Ce faisant, postule J. Kelen, elles ont négligé leur vraie vocation sacerdotale, à savoir leur mission prophétique et spirituelle. De Galilée en Judée, Jésus a cheminé en compagnie de femmes. Une en particulier apparaît trois fois, Marie-Madeleine, chez Simon le pharisien, à Béthanie et à la Résurrection. Non pas la pécheresse que l'Eglise a trop souvent stigmatisée, mais l'amoureuse qui baigne les pieds de Jésus de ses larmes et de ses parfums. La vraie mystique se nourrit d'érotique, au sens noble du terme.
Toute notre histoire judéo-chrétienne est heureusement jalonnée de telles figures libres et ardentes : Déborah, juge et prophétesse, Hulda, conseillère du jeune roi Josias, les Sibylles qui ont même leur entrée au Vatican, Catherine d'Alexandrie qui tint tête à 50 philosophes, ou Geneviève, victorieuse d'Attila.
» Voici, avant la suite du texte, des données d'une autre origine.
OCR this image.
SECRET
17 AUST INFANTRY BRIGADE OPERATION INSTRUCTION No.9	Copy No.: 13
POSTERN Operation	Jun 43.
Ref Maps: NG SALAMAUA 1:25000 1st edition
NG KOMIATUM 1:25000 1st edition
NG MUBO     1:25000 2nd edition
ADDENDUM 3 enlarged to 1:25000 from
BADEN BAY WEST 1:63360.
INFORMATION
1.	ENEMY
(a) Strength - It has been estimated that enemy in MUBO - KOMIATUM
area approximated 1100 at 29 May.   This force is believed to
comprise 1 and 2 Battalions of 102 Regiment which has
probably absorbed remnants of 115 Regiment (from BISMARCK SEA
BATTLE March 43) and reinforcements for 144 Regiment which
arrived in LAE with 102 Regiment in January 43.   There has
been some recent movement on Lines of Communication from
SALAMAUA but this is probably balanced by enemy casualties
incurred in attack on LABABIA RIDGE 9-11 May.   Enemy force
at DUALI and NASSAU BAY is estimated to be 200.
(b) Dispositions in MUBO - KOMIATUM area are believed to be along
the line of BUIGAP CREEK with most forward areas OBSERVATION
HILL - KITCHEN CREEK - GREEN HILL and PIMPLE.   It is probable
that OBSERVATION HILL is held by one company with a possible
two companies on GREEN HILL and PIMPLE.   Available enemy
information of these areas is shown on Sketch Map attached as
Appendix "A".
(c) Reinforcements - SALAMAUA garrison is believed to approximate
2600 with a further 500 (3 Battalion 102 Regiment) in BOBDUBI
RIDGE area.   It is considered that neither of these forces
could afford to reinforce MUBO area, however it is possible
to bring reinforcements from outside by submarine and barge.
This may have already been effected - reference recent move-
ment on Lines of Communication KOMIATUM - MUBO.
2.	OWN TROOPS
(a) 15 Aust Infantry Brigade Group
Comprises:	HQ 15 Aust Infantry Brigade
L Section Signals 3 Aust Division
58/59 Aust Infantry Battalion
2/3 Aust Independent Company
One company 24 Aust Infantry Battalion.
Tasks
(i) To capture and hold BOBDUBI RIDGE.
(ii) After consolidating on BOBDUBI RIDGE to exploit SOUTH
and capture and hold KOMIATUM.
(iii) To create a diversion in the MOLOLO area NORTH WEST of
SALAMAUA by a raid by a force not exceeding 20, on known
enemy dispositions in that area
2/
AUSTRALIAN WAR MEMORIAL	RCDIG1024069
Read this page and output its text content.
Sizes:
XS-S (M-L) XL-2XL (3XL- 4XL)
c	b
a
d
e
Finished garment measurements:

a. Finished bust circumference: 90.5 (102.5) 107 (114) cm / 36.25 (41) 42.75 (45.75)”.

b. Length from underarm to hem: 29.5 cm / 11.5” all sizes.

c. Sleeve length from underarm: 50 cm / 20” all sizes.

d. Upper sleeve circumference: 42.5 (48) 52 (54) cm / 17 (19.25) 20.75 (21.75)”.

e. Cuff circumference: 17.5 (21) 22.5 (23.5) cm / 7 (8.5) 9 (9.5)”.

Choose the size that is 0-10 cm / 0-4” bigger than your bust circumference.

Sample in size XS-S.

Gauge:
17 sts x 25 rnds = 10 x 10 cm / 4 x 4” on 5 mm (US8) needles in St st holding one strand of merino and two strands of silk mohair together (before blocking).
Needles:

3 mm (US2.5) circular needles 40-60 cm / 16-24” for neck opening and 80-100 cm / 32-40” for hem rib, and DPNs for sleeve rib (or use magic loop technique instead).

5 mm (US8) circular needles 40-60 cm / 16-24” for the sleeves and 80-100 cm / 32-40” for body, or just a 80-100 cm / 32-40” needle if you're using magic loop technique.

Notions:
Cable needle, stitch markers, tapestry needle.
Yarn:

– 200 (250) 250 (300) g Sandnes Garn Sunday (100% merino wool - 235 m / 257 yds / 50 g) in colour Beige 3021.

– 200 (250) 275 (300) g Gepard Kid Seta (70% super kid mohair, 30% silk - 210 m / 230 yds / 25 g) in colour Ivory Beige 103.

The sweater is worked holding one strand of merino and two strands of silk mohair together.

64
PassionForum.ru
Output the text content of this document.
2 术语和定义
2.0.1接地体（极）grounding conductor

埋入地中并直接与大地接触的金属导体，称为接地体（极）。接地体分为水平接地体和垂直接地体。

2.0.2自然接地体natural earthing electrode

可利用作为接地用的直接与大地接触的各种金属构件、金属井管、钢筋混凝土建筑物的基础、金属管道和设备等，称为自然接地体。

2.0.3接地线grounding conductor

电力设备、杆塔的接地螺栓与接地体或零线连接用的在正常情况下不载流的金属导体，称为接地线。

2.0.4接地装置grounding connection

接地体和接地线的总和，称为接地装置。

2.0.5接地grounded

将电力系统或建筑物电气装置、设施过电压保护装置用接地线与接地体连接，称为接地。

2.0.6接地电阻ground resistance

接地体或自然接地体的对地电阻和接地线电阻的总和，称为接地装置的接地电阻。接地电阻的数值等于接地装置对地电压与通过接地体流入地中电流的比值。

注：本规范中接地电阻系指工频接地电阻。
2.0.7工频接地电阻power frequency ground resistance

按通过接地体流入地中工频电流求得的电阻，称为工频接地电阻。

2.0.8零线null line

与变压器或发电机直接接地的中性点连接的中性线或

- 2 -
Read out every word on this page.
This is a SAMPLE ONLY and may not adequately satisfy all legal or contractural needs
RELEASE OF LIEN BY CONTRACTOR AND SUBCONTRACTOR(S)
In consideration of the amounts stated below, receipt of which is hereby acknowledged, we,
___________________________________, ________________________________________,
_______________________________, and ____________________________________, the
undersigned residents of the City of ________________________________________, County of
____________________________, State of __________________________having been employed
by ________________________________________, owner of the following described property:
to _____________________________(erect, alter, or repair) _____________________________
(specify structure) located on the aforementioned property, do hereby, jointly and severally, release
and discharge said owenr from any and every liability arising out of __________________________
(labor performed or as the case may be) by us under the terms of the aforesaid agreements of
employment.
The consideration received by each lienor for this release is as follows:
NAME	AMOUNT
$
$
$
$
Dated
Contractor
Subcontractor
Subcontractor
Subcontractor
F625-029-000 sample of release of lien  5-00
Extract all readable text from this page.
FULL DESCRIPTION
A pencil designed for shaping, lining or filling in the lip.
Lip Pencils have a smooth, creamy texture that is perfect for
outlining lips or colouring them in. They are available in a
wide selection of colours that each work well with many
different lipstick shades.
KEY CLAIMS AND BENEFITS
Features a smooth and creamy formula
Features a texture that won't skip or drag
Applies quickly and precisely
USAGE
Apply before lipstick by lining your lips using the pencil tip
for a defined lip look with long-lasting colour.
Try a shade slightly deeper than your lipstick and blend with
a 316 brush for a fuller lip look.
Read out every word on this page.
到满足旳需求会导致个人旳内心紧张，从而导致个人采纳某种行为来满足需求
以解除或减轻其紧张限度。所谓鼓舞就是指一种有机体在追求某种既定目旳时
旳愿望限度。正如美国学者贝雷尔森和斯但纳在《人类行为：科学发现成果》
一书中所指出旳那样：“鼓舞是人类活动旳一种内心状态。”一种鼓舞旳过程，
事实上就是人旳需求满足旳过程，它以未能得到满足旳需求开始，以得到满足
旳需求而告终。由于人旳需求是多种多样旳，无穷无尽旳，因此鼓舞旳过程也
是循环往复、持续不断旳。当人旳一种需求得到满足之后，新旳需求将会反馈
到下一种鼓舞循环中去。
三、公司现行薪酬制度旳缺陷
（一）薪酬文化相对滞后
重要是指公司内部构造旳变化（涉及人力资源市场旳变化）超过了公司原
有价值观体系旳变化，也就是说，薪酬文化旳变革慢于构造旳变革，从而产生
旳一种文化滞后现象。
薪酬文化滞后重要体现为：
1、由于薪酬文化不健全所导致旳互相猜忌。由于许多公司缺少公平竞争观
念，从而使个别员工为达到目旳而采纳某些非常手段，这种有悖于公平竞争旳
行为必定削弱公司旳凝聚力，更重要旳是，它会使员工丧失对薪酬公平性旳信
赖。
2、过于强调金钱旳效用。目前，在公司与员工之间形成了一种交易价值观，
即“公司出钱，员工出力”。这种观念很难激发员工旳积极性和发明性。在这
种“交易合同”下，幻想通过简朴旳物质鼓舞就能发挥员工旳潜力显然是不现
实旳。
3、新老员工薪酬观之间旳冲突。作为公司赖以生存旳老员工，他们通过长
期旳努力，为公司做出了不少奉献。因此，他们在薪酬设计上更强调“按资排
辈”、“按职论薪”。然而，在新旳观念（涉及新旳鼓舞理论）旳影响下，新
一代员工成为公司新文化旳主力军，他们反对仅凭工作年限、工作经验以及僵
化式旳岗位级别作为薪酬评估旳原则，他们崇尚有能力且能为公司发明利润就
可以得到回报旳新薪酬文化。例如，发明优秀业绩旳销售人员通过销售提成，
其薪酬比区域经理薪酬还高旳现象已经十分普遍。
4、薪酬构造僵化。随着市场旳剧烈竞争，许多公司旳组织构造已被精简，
Aliénor d'Aquitaine, les religieuses de Fontevrault, obligatoirement veuves - et non vierges -, communautés mixtes relayées aujourd'hui par des communautés telles que Bose ou Sant'Egidio. Et que dire de ces grandes moniales habitées par l'Esprit : Hildegarde de Bingen, Catherine de Sienne, Brigitte de Suède ? Sans oublier d'évoquer ces belles amitiés entre mystiques, de François et Claire, à Thérèse d'Avila et Jean de la Croix ou, aujourd'hui, Adrienne von Speyr et Hans Urs von Balthasar?
La vocation de la femme
Reste à préciser la force de ce féminin transcendant, au-delà des fades réductions psychologiques et sociologiques : « Je ne m'intéresse ni à la féminité, séduisante ou douce, ni à l'anima chère aux jungiens (...) ni aux fadaises newageuses qui brassent énergies et vibrations (...) La Femme est femme en majesté, verticale, reliée au Divin et passeuse de Divin : elle inspire, éveille et réveille, elle oriente, éclaire, illumine. Elle est guide céleste et si je puis dire porteuse de Dieu - non pas dans son ventre mais en qualité de pneumatophore. Elle peut être aussi Epiphanie de la Gloire divine en ce monde (...) Femme flamme. Ou Femme revêtue de soleil, comme elle apparut à Jean de Patmos» (pp. 64-65). Celle même qu'évoque Teilhard dans L'Eternel féminin.
Femme au coeur noble, prophétesse dont la mission pourrait se résumer aux trois dimensions de Beauté, Amour et Liberté, charismes de joie, signalant le mystère de l'invisible, alors que l'homme se situerait davantage du côté de la Force, de la Justice et de la Vérité, charismes de paix, instituant la loi de l'ordre visible. Deux vocations appelées à se compléter, dès l'origine du monde, à condition de pouvoir s'affirmer l'une et l'autre.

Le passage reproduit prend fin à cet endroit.